All,

I am reading about the relationship between all pairs shortest path and matrix multiplication.

Consider the multiplication of the weighted adjacency matrix with
itself – except, in this case, we replace the multiplication operation
in matrix multiplication by addition, and the addition operation by
minimization. Notice that the product of weighted adjacency matrix
with itself returns a matrix that contains shortest paths of length 2
between any pair of nodes.

It follows from this argument that A to power of n contains all shortest paths.

Question number 1:

My question is that in a graph we will be having at most n-1 edges between two nodes in a path, on what basis is the author discussing of path of length “n”?

Following slides

http://www.infosun.fim.uni-passau.de/br/lehrstuhl/…/Westerheide2.PPT

On slide 10 it is mentioned as below.

dij(1) = cij

dij(m) = min (dij(m-1), min1≤k≤n {dik(m-1) + ckj}) --> Eq 1
       = min1≤k≤n {dik(m-1) + ckj} ------------------> Eq 2

Question 2: how author concluded Eq 2 from Eq 1.

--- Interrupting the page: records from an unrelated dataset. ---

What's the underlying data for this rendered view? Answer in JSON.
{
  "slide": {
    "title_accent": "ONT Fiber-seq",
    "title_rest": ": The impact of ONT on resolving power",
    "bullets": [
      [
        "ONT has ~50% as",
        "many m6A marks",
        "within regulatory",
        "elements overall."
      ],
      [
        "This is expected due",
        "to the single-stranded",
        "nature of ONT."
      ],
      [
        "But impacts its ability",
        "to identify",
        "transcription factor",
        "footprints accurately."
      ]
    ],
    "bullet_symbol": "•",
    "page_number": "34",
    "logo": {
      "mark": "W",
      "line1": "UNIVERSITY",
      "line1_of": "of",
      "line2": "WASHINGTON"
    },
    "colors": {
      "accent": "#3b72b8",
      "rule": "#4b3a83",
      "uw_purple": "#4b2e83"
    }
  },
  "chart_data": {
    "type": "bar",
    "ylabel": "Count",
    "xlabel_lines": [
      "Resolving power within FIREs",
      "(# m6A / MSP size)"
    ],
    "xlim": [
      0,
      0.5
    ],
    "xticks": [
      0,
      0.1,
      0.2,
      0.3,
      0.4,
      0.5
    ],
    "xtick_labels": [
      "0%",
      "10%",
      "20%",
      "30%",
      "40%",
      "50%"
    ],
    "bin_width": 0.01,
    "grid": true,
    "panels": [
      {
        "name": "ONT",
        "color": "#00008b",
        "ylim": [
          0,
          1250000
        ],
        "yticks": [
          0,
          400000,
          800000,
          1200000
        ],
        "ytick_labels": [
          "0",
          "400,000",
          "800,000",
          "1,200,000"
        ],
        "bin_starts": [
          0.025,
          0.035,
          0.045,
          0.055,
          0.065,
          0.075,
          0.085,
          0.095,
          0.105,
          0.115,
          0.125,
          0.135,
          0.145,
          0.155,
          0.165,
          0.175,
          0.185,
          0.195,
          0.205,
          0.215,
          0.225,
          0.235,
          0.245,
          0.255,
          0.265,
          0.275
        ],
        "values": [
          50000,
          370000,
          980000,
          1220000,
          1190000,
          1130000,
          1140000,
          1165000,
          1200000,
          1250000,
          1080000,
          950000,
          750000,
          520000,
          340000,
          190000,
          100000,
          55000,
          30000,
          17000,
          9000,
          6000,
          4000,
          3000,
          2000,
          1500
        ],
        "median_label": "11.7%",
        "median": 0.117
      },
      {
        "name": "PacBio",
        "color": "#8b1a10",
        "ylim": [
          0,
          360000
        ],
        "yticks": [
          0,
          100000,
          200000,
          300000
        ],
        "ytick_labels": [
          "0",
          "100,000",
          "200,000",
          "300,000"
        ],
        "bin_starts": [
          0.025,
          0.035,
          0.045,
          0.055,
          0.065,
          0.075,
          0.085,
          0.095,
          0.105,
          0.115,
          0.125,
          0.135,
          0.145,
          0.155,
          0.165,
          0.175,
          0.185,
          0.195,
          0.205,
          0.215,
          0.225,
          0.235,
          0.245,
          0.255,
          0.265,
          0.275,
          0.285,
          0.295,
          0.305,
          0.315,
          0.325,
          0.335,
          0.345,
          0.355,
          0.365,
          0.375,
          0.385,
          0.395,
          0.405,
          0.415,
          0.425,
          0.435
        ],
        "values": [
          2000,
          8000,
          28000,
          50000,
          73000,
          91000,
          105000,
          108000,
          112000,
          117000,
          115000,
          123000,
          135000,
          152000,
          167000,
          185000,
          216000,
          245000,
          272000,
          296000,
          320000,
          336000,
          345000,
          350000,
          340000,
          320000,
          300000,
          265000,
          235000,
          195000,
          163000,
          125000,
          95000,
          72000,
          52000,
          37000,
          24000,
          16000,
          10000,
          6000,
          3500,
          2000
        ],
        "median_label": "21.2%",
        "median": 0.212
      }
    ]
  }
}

In Cormen et al book on introduction to algorithms, it is mentioned as below:

What are the actual shortest-path weights delta(i, j)? If the graph contains no negative-weight cycles, then all shortest paths are simple and thus contain at most n – 1 edges. A path from vertex i to vertex j with more than n – 1 edges cannot have less weight than a shortest path from i to j. The actual shortest-path weights are therefore given by

delta(i,j) = d(i,j) power (n-1) = (i,j) power (n) = (i,j) power (n+1) = …

Question 3: in above equation how author came with n, n+1 edges as we have at most n-1, and also how above assignment works?

Thanks!